Saxenda is an example of a GLP-1 agonist that may have the additional benefit of delaying or preventing type 2 diabetes. The latest results from the SCALE Obesity and Prediabetes trial showed that people who took Saxenda once a day for three years, in addition to making healthy changes to diet and exercise, were 79% less likely to be diagnosed with type 2 diabetes in that three-year timeframe compared to people who changed their diet and exercise alone (the placebo group).

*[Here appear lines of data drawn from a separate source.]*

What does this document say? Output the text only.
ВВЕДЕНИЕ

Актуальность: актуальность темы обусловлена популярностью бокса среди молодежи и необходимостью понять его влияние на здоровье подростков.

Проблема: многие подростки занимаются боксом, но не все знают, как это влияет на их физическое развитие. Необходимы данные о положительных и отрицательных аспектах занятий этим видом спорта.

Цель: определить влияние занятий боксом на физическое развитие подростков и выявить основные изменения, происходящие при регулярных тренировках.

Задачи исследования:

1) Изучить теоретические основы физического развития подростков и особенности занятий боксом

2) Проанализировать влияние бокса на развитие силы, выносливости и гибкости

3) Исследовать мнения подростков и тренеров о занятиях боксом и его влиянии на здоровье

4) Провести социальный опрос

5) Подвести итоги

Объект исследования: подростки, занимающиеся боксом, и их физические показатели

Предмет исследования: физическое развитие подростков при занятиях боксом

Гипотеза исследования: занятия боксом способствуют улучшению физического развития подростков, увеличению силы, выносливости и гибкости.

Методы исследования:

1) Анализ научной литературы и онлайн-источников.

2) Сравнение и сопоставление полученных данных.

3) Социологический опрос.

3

Though the research is not conclusive by any means, GLP-1 agonists as a tool for diabetes prevention is a hot topic in the research community. The generic diabetes drug, metformin, also has some data on diabetes prevention, but so far, no drug has been specifically FDA-approved for the treatment of prediabetes.
Some people don’t like GLP-1 agonists because they require injections, and some doctors think their patients won’t take injections (often this is incorrect). Regardless, more convenient needle-free options are on the horizon:
Intarcia is developing an implantable GLP-1 agonist therapy called ITCA 650, which aims to remove the hassle of dosing completely. This novel option continuously releases the drug exenatide over the course of three to six months from a matchstick-sized mini-pump. The mini-pump is inserted just under the skin (in the abdomen) by a healthcare provider in a quick, minutes-long procedure. Once the mini-pump is inserted, there is no additional effort required by the user for the full three to six months. Intarcia submitted ITCA 650 to the FDA in November 2016, but it was not approved. The FDA wants more information before approving this first-of-its-kind innovation, and Intarcia plans to resubmit the therapy to the FDA – we hope this will be soon as no additional trials will be required. The same GLP-1 agonist in ITCA 650 is found in twice-daily Byetta and once-weekly Bydureon.
Novo Nordisk is also developing a once-daily version of semaglutide in pill form. A series of phase 3 clinical trials, including a heart health outcomes trial, are ongoing to test the safety and efficacy of the GLP-1 agonist in pill form. These results are expected throughout 2018. If the data are strong, this could be submitted for FDA approval in 2019 or 2020.